Considering transforming your home from ‘banal’ to ‘brilliant’, but lack the funds to support your makeover? Never fear, we’ve rounded up five home renovation finance options that could help turn your dream into reality.
1 Equity Release / Top Up Home Loan
This is probably the most common way people borrow money when they want to renovate. It involves borrowing against the current value of your home, before any value-adding renovations and in most cases allows you to obtain the funds upfront. You won’t be able to borrow the full value of your home but, without mortgage insurance, you can usually borrow up to 80 per cent of its value if you own it outright. One potential problem is that the cost of your renovations may actually be higher than the equity you have available. If you run out of funds mid-construction, and if the property is then not in sound, lock up condition, you may have an issue obtaining extra funds down the track.
2 Construction loan
If you’re planning to completely transform your home and undergo a major makeover, this may be a good option as you can spread the cost over a long period of time.
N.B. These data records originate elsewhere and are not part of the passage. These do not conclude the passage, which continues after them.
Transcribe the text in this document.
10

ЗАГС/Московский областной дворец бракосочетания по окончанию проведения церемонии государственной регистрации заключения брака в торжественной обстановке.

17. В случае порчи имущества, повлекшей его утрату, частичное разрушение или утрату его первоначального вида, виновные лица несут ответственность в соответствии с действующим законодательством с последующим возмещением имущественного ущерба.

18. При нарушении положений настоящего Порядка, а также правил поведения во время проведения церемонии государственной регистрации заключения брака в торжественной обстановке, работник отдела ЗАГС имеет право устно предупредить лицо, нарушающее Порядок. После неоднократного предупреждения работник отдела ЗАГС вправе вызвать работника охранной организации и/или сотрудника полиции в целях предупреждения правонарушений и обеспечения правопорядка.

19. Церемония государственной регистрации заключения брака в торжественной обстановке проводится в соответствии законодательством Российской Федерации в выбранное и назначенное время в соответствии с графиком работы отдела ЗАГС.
You could even possibly borrow up to 90 per cent of the end value of your home and take advantage of mortgage rates which tend to be lower than credit card and personal loan rates. With a construction loan, the lender will assess the value of your home after the renovation based on the building plans and you can typically borrow against that value. You won’t be given the full loan amount upfront, but usually in staggered amounts over a period of time – this is called ‘progress payments’ and is linked to a fixed price building contract which will be from your builder.
3 Personal loan
If you’re only making minor renovations – personal loans are usually capped at around $40,000 – this might be suitable, but interest rates on personal loans are higher than on home equity loans and payments need to be made usually over a maximum of seven years.
4 Credit cards
This option should only be considered if you want to undertake really small renovation projects. The interest rates are usually much higher than on mortgages, but for a very small project, that extra interest might actually total less than loan establishment fees.